KEY POINTS:
This week's big-fish story: a brown trout estimated at 6.5kg (15lb), hooked on the Waiteti Stream near Ngongotaha in a pool where it is almost impossible to land such a monster, broke the line in willow roots after half an hour.
This week's hard-luck story: a New Zealand Herald journalist, David Lawrence, at his first flyfishing attempt, fought a rainbow of about 4kg (8lb) at the Waiteti mouth before the line snagged on a twig long enough for the fish to gain slack line and spit out the hook.
This week's poaching story: someone who would leave his brains in his handkerchief if he blew his nose rigged a large koura (freshwater crayfish) on two size 3/0 hooks with 18kg (40lb) nylon and hurled it into the Hydro Pool on the Tongariro River - a bit like trying to catch a whitebait with a surfcaster.
The rig was dragged in by a flyfisher who snagged it.
This week's good news: the cicada is on the wing all over the central North Island fishery and the dry-fly fishing is taking off everywhere, especially when El Nino offers respite from its winds and chills.
Dry-fly angling is the top of the mountain in troutfishing and a catch with a cicada imitation represents the highest peak. In 54 years of trout fishing I have never experienced anything to match the cicada strike.
They wheel crazily through the air, especially with a bit of breeze about, and hit the water with a splat. A large trout will scythe 2m through the water to grab it, often leaping a metre above the surface on the take.
At a place such as Lake Otomangakau, southwest of Turangi, trophy fish have been known to break an unwary angler's 5kg (12lb) trace on the strike while they race about in a feeding frenzy, though this week the action at this exposed lake has been patchy in the inclement weather.
Cicada and other dry-fly action has been good from the rivers of the Karangahape Gorge, an hour south of Auckland, down through the streams of South Waikato, across the Taupo and Bay of Plenty fisheries (the Rangitaiki and Whirinaki Rivers have been spectacular) and on down to Hawkes Bay.
Anglers are having plenty of excitement on the Tongariro River, cicada patterns dominating during the heat of the day, emerger and caddis patterns taking over as evening comes on.
Cicada patterns are readily available at tackle shops and they are big sellers. Many seasoned anglers say the commercial patterns are overdressed, and prefer to rough them up a bit with tweezers, a needle, even a bit of fine sandpaper. Shape rather than exact replication is all-important.
My best fish-catching cicada is simply a ball of high-floating deer hair with two honey grizzle feathers tied in for sloping wings.
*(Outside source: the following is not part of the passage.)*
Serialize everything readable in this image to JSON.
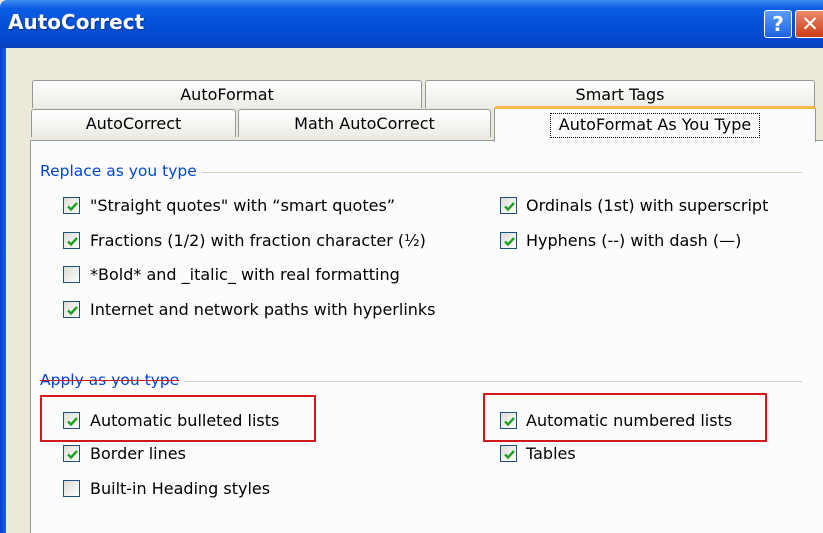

It certainly looks like a gargoyle compared to the exact imitations, but I prefer it to any other.
Cicadas will eventually sink if they are not gobbled off the surface, and a roughed-up pattern can be used very effectively as a wet fly.
The foam varieties can be dragged under the surface by attaching a weighted nymph underneath.
The dry-fly fishing will get better as El Nino wearies, and with the late summer we are experiencing, insect hatches could continue until May.